State intervention ‘key to green growth’

Tackling climate change while maintaining economic growth requires public intervention to redirect the market forces towards green innovation, according to Bruegel, a Brussels-based think tank.

Ignoring the role of innovation in the ongoing debate about green growth could have long-standing consequences as the emergence of future technologies is dependent on actions today, Bruegel said in a policy paper published yesterday (23 November). 

It pointed to the small number of green patents and low R&D spending in electricity generation as evidence that private-sector green innovation has not taken off yet.

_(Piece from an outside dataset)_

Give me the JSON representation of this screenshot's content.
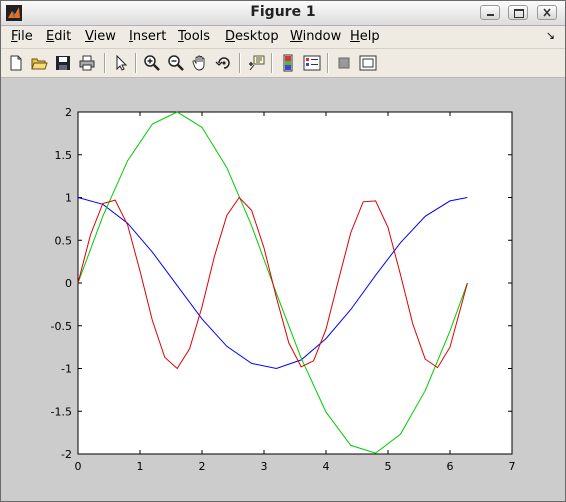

Governments will have to step in to orchestrate a “directed” technological change by making dirty production less profitable and propping up research and development of clean technologies, the paper said. This would be achieved by a combination of carbon pricing and subsidies for low-carbon technologies, it argued.

Moreover, the think-tank stressed that credible government action will be key to sustaining momentum. Venture capital is becoming more optimistic about clean technologies in anticipation of government support, but this could create a green tech bubble that might burst if expectations are not met, it warned.

This approach would balance the costs and benefits of climate protection, the authors concluded. They added that delaying intervention would only induce more environmental degradation and widen the productivity gap between dirty and clean technologies.

The EU relies on its emissions trading scheme to set the carbon price (EU ETS; see EURACTIV LinksDossier). The system was revised last year with the intention of increasing the current low price by reducing the number of credits. The bloc is also debating energy taxation reform that would introduce minimum CO2 taxation at EU level (EURACTIV 29/09/09).

Bruegel urged the EU and other industrialised countries to take the lead in the transition and facilitate the deployment of clean technologies in developing countries. A significant “innovation spill-over” would diminish the risk of “pollution havens” in countries without such stringent climate legislation, leading big multinationals to relocate their polluting activities to these countries. 

Setting up carbon tariffs on the EU’s borders should only come into question once clean technologies are available to everybody at an affordable cost, the paper stated.

“The main tool is the production and diffusion of technologies […] But if there is clear evidence that some countries take advantage of the move, […] then we cannot rule out that in the debate things like carbon tariffs will come on the table,” said Philippe Aghion, co-author of the paper.

France and Germany have been advocating carbon tariffs at EU borders to ensure the competitiveness of European industry (EURACTIV 18/09/09). But other member states have warned that this would send a protectionist signal and endanger progress in ongoing UN climate negotiations.